How Civil War Plant Remedies Could Improve Modern Medicine
An old medical botanical guide offers new avenues for research.
An 1863 text called Resources of the Southern Fields and Forests by Francis Porcher, a botanist and surgeon from South Carolina, was a compendium of plants known to have medicinal properties, and a guide to how they should be applied. Much of Porcher’s research was culled from longstanding healing traditions used by Native American and enslaved African communities, so it is perhaps ironic that his book was commissioned by the Confederacy and used to treat wounds during the Civil War. Recently, scientists at Emory University have studied three of the species—widely found across the South— described in the book to assess whether they would have been successful in the treatment of wounded soldiers, and how they might be incorporated in modern medicine.

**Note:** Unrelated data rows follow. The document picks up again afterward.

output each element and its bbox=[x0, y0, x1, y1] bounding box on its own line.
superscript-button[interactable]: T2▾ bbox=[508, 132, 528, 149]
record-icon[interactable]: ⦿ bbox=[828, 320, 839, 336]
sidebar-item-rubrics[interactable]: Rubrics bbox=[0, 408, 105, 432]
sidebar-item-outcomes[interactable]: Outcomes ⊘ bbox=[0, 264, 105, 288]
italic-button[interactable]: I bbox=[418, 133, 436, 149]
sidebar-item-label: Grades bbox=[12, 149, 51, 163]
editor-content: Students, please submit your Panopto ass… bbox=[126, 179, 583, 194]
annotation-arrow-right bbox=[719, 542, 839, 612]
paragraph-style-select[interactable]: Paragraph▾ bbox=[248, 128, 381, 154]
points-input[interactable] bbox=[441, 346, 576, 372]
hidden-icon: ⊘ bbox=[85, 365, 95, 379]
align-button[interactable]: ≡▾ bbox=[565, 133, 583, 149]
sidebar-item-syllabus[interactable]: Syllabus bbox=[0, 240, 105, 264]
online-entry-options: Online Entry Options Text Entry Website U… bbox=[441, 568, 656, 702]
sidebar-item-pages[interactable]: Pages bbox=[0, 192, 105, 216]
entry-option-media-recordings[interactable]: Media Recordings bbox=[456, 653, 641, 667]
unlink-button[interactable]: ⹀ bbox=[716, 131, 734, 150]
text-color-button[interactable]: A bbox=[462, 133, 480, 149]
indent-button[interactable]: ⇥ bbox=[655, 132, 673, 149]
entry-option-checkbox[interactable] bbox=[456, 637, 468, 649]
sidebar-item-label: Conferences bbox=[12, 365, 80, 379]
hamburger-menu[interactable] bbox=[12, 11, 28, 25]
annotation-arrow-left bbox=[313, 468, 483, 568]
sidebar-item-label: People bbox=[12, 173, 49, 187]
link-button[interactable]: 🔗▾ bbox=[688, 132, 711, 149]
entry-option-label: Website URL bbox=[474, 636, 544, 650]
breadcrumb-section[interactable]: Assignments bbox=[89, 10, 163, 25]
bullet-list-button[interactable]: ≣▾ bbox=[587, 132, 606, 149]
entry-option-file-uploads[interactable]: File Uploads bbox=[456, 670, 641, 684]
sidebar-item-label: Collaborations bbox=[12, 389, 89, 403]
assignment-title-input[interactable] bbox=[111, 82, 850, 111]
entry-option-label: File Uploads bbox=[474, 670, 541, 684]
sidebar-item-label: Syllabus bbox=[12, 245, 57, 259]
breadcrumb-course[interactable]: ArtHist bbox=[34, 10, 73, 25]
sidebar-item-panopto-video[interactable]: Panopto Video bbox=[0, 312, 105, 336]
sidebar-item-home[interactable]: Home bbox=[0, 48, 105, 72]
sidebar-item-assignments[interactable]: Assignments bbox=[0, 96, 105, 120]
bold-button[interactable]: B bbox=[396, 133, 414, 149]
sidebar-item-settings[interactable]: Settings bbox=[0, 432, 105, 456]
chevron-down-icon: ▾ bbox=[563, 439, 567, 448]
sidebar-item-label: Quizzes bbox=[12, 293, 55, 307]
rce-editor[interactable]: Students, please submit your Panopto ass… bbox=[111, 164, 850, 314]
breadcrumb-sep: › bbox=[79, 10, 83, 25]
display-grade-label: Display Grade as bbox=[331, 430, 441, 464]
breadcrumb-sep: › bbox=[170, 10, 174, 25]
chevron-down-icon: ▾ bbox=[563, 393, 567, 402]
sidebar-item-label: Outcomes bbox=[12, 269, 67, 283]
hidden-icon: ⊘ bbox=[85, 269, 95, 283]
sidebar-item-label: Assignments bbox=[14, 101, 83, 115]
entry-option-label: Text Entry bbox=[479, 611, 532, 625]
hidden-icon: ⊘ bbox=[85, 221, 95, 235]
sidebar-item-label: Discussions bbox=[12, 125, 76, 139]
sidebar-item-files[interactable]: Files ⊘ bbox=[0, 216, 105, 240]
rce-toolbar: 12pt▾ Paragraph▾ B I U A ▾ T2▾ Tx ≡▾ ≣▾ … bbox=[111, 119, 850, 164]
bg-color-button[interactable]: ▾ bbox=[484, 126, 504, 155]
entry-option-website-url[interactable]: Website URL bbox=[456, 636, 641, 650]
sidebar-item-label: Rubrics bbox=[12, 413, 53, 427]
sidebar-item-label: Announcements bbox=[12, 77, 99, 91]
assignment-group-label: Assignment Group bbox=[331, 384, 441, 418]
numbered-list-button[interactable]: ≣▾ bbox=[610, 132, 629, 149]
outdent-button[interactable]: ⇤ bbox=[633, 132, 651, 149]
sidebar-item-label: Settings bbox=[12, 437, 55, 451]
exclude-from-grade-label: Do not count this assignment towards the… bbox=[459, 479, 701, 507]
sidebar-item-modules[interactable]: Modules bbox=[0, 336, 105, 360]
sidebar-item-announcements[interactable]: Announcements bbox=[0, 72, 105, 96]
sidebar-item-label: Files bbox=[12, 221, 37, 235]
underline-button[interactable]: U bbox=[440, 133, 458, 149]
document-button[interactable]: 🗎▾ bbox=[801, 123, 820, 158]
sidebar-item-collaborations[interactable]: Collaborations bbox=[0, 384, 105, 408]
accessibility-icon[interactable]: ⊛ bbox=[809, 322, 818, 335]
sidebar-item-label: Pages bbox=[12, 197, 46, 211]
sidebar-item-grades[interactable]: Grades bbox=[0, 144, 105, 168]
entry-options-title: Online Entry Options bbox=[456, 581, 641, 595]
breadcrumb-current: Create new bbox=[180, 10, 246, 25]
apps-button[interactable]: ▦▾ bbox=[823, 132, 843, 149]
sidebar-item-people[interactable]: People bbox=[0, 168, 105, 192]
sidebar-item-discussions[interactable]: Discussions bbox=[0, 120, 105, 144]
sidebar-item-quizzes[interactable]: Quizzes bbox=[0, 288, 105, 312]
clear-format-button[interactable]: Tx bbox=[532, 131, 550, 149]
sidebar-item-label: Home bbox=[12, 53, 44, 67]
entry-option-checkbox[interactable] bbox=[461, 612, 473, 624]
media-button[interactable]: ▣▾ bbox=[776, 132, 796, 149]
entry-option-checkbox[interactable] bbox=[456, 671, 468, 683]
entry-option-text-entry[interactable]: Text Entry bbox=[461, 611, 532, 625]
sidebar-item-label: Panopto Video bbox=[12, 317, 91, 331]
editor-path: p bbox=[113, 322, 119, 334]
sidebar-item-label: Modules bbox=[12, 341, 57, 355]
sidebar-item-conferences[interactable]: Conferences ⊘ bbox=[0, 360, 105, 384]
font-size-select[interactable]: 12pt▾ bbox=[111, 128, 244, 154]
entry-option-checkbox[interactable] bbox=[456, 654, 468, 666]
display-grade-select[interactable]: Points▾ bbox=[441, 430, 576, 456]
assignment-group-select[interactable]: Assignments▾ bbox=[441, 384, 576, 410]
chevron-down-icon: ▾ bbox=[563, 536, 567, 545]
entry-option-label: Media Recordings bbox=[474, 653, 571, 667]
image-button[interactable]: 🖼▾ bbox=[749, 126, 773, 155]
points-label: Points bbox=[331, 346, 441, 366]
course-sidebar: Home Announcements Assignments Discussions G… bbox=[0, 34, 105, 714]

During the Civil War, soldiers suffered from fever, blood poisoning, and “mortification of the flesh,” a poetic way of describing infected, necrotic wounds. At the time, amputation was the obvious (and most advanced) solution to prevent death from a battle wound. Samuel Moore, the Confederate Surgeon General, created a document called “Standard supply table of the indigenous remedies for field service and the sick in general hospitals” to cut down on the rate of amputations and draw upon the natural healing properties of plants. Moore’s 10-page document drew heavily upon Porcher’s more exhaustive work.
“They would use these plants to create tinctures and syrups that would be taken orally or used as topical therapies,” says Cassandra Quave, senior author of the paper, from Emory’s Center for the Study of Human Health. The most compelling part of Porcher’s compendium, she says, is that “it provided a great case study [for what] people do when they’re cut off from other sources of medicine … how do we move forward when we don’t have access to medicine or [it] no longer functions?” Quave is an ethnobotanist who studies the ways people use plants—particularly historical use as remedies. “We rely on historical texts and we also look at traditions of people practicing herbal medicine,” she says. For this study, Quave’s lab focused on three plants—white oak, the tulip poplar, and the devil’s walking stick, all found growing in Lullwater Preserve on the Emory campus in Atlanta. Turns out there was something to the traditional wisdom, after all.
“The first thing that we did after creating these extracts and turning them into tonics was we tested them to see if they inhibited the growth of these wound-associated bacteria,” Quave explains, and in particular, multi-drug-resistant strains of the bacteria Acinetobacter baumannii, Staphylococcus aureus, and Klebsiella pneumoniae. Researchers discovered that these three plant varieties prevented the process that allows the bacteria to stick to wound tissue, and disrupted the chemical signaling that results in the release of toxins. Though the three species have different chemical makeups and are not botanically related, they all had the same effect on wound-hungry bacteria.
Though white oak, tulip poplar, and devil’s walking stick are all found in abundance in Southern forests, they can be found up and down the East Coast, from Florida to Maine and even into Canada. “This idea that plants can serve as a resource for the discovery of drugs really isn’t a new concept,” Quave says. “It’s something that’s led to the development of many of our modern medicines.” The team is now thinking about how these natural remedies might become part of a modern medical arsenal: hydragels, ointments, rinses, or medicated bandages, maybe. Says Quave, “We’re taking another look at nature and at human traditions of using plants as medicine in our search for novel compounds.”